The break-up delusion: why the United Kingdom has life in it yet

Your recent essay by James Hawes was constitutionally and politically illiterate

August 18, 2021
Andrew Linscott / Stockimo / Alamy Stock Photo
Andrew Linscott / Stockimo / Alamy Stock Photo

The England delusion” by James Hawes doesn’t prove its thesis. Its sweeping statements (“the UK took a bullet in the head… when Boris Johnson romped home”; our politics has been “blast-frozen” but “come the thaw, [the Union] falls”) are unprovable and increasingly unlikely. The “Future of the Union” is not a break-up determined by inexorable laws of post-colonial Britain. A nation is, as Ernest Renan observed in 1882, a “daily plebiscite”: a series of calculations as to how far it answers different needs—economic, social, political and, crucially, emotional.  
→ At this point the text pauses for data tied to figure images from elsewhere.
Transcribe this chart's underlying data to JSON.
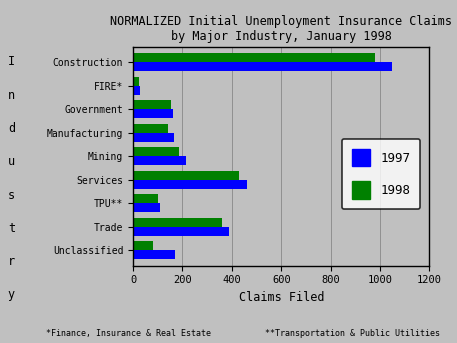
{
  "title_line1": "NORMALIZED Initial Unemployment Insurance Claims",
  "title_line2": "by Major Industry, January 1998",
  "categories": [
    "Construction",
    "FIRE*",
    "Government",
    "Manufacturing",
    "Mining",
    "Services",
    "TPU**",
    "Trade",
    "Unclassified"
  ],
  "values_1997": [
    1050,
    30,
    160,
    165,
    215,
    460,
    110,
    390,
    170
  ],
  "values_1998": [
    980,
    25,
    155,
    140,
    185,
    430,
    100,
    360,
    80
  ],
  "color_1997": "#0000FF",
  "color_1998": "#008000",
  "xlabel": "Claims Filed",
  "ylabel_chars": [
    "I",
    "n",
    "d",
    "u",
    "s",
    "t",
    "r",
    "y"
  ],
  "xlim": [
    0,
    1200
  ],
  "xticks": [
    0,
    200,
    400,
    600,
    800,
    1000,
    1200
  ],
  "background_color": "#c0c0c0",
  "plot_bg_color": "#c0c0c0",
  "footnote1": "*Finance, Insurance & Real Estate",
  "footnote2": "**Transportation & Public Utilities",
  "legend_labels": [
    "1997",
    "1998"
  ],
  "bar_height": 0.38,
  "grid_color": "#909090"
}
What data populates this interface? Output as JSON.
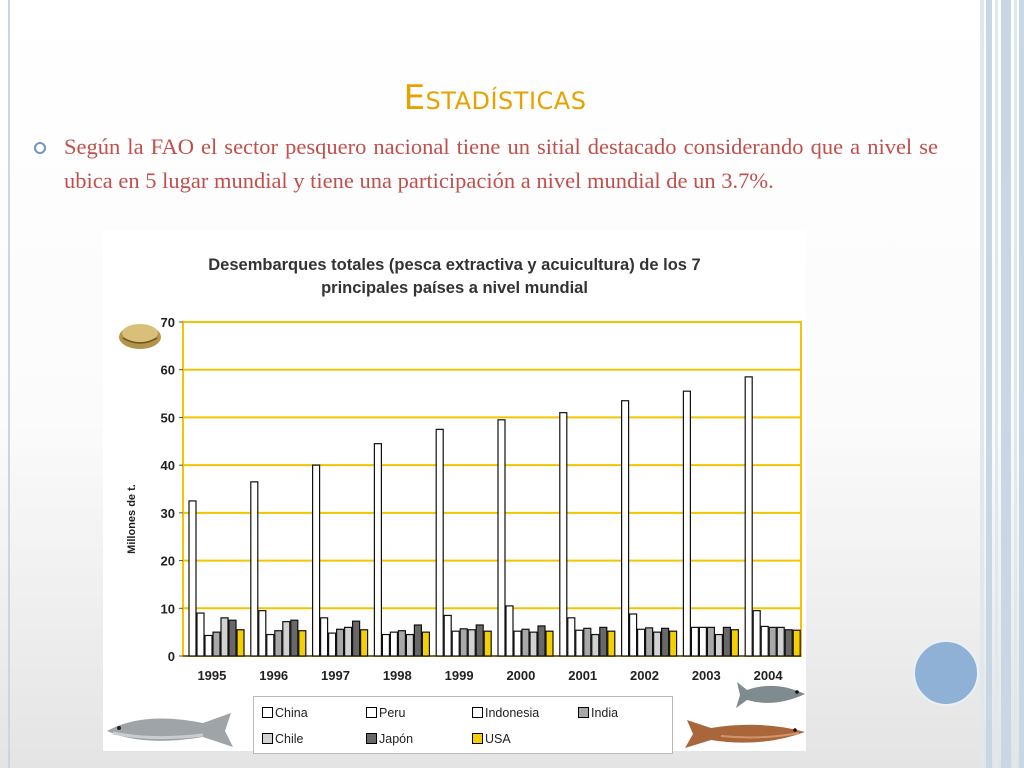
{
  "slide": {
    "title": "Estadísticas",
    "bullet": "Según la FAO el sector pesquero nacional tiene un sitial destacado considerando que a nivel se ubica en 5 lugar mundial y tiene una participación a nivel mundial de un 3.7%."
  },
  "colors": {
    "title": "#e8a200",
    "bullet_text": "#c0504d",
    "grid": "#f2c500",
    "accent_circle": "#8fb1d5",
    "stripes": "#c9d6e3"
  },
  "chart_data": {
    "type": "bar",
    "title_lines": [
      "Desembarques totales (pesca extractiva y acuicultura) de los 7",
      "principales países a nivel mundial"
    ],
    "ylabel": "Millones  de t.",
    "xlabel": "",
    "ylim": [
      0,
      70
    ],
    "yticks": [
      0,
      10,
      20,
      30,
      40,
      50,
      60,
      70
    ],
    "grid": true,
    "categories": [
      "1995",
      "1996",
      "1997",
      "1998",
      "1999",
      "2000",
      "2001",
      "2002",
      "2003",
      "2004"
    ],
    "series": [
      {
        "name": "China",
        "fill": "#ffffff",
        "values": [
          32.5,
          36.5,
          40,
          44.5,
          47.5,
          49.5,
          51,
          53.5,
          55.5,
          58.5
        ]
      },
      {
        "name": "Peru",
        "fill": "#ffffff",
        "values": [
          9,
          9.5,
          8,
          4.5,
          8.5,
          10.5,
          8,
          8.8,
          6,
          9.5
        ]
      },
      {
        "name": "Indonesia",
        "fill": "#ffffff",
        "values": [
          4.3,
          4.5,
          4.8,
          5,
          5.2,
          5.2,
          5.4,
          5.6,
          6,
          6.2
        ]
      },
      {
        "name": "India",
        "fill": "#a8a8a8",
        "values": [
          5,
          5.3,
          5.6,
          5.3,
          5.7,
          5.6,
          5.8,
          5.9,
          6,
          6
        ]
      },
      {
        "name": "Chile",
        "fill": "#d2d2d2",
        "values": [
          8,
          7.2,
          6,
          4.5,
          5.5,
          5,
          4.5,
          5,
          4.5,
          6
        ]
      },
      {
        "name": "Japón",
        "fill": "#686868",
        "values": [
          7.5,
          7.5,
          7.3,
          6.5,
          6.5,
          6.3,
          6,
          5.8,
          6,
          5.5
        ]
      },
      {
        "name": "USA",
        "fill": "#f5d000",
        "values": [
          5.5,
          5.3,
          5.5,
          5,
          5.2,
          5.2,
          5.2,
          5.2,
          5.5,
          5.4
        ]
      }
    ],
    "legend_placement": "bottom"
  }
}
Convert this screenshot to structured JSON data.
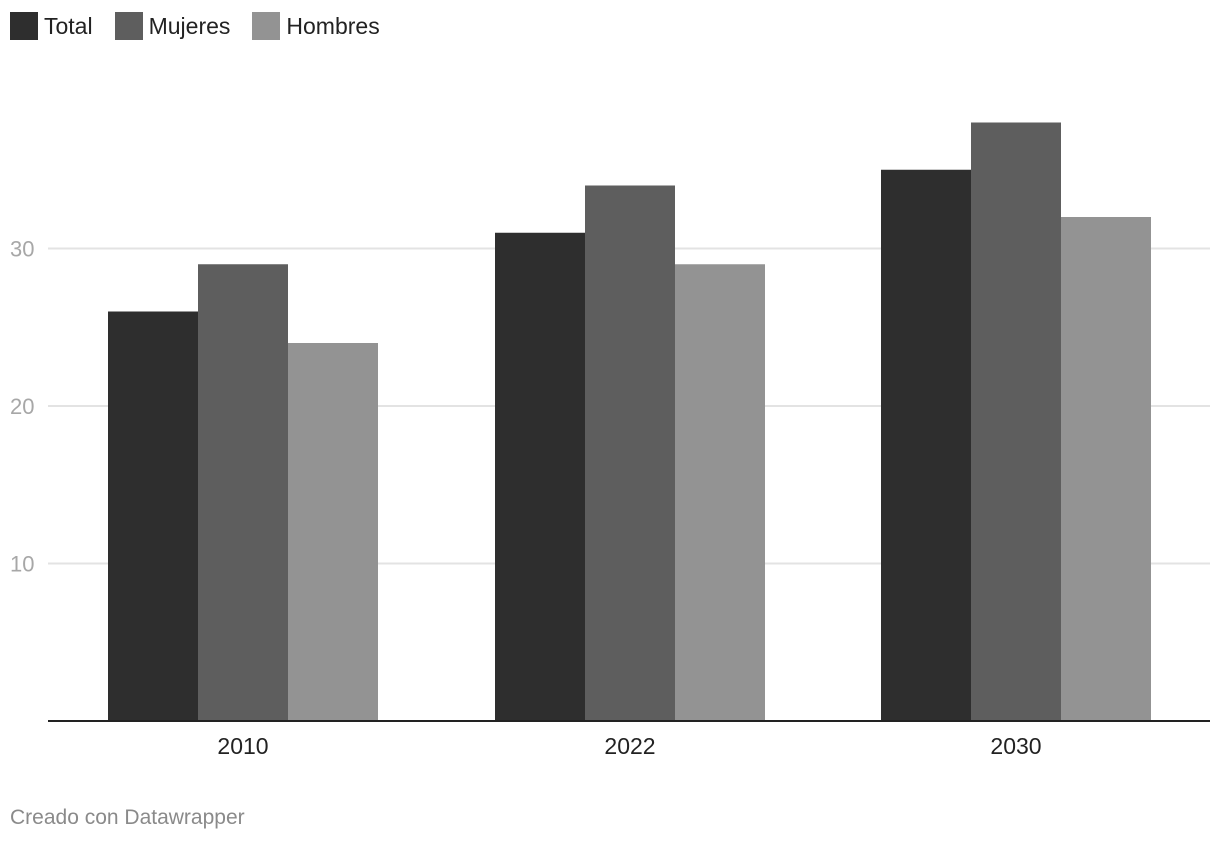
{
  "chart_data": {
    "type": "bar",
    "categories": [
      "2010",
      "2022",
      "2030"
    ],
    "series": [
      {
        "name": "Total",
        "values": [
          26,
          31,
          35
        ],
        "color": "#2e2e2e"
      },
      {
        "name": "Mujeres",
        "values": [
          29,
          34,
          38
        ],
        "color": "#5e5e5e"
      },
      {
        "name": "Hombres",
        "values": [
          24,
          29,
          32
        ],
        "color": "#939393"
      }
    ],
    "yticks": [
      10,
      20,
      30
    ],
    "ylim": [
      0,
      40
    ],
    "grid": true,
    "legend_position": "top-left",
    "title": "",
    "xlabel": "",
    "ylabel": ""
  },
  "footer": {
    "credit": "Creado con Datawrapper"
  }
}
Hawes’s claim that “soon the English will be alone again at last” runs against Scottish polls, as well as Irish. We have seen the sinking of support for Scottish independence since the May election returned the SNP government to power. The most recent figures show that support for independence, briefly in the upper 50s last year, is now in the mid-40s. A poll in the Daily Telegraph in early August showed 39 per cent of the sample saying they would not support independence if it meant losing the pound sterling. In Northern Ireland, a Belfast Telegraph poll in May showed 44 per cent in the province against unification, 35 per cent for—with 21 per cent unsure. In the Republic, 67 per cent favoured unification—but only if it was entirely costless, which it wouldn’t be—and the decision is anyway for the Northern Irish to make.

Large problems there are. Negotiations on a new Northern Irish protocol now seem necessary: the EU would take some persuading, but should come round. Even if the SNP’s reason for existence—independence, certainly not the good governance of Scotland—is fading, its hyperactivity in stirring up anti-English resentment will leave a large constituency of nationalists for years ahead. Yet polls show the percentage of English wishing the Scots to leave the UK in the teens, against around half wishing it to stay—with 30-40 per cent having no opinion, believing for the most part it’s up to the Scots. (Actually, the dismemberment of a united state should call for everyone to be involved—as Canadians now would be, should Quebec, or any other Canadian state, seek to secede.) 

Hawes insists that the UK is uniquely fissiparous among nations. Yet Italy’s Veneto and Alto Adige have strong independence or secessionist movements; Belgium’s Flanders and Wallonia are held together with the thinnest of constitutional threads; France’s Corsica is ruled by secessionist/autonomist parties which, this summer, increased their majority; and even with the recent release from prison of the leaders of Catalan independence movements, the secessionists strengthened their position in the Barcelona parliament. None of these are likely to be successful, and some don’t want to be: the SNP says it does, but its woeful governance record now becomes increasingly evident.

The “isn’t break-up obvious?” tone of Hawes’s piece misses every kind of point.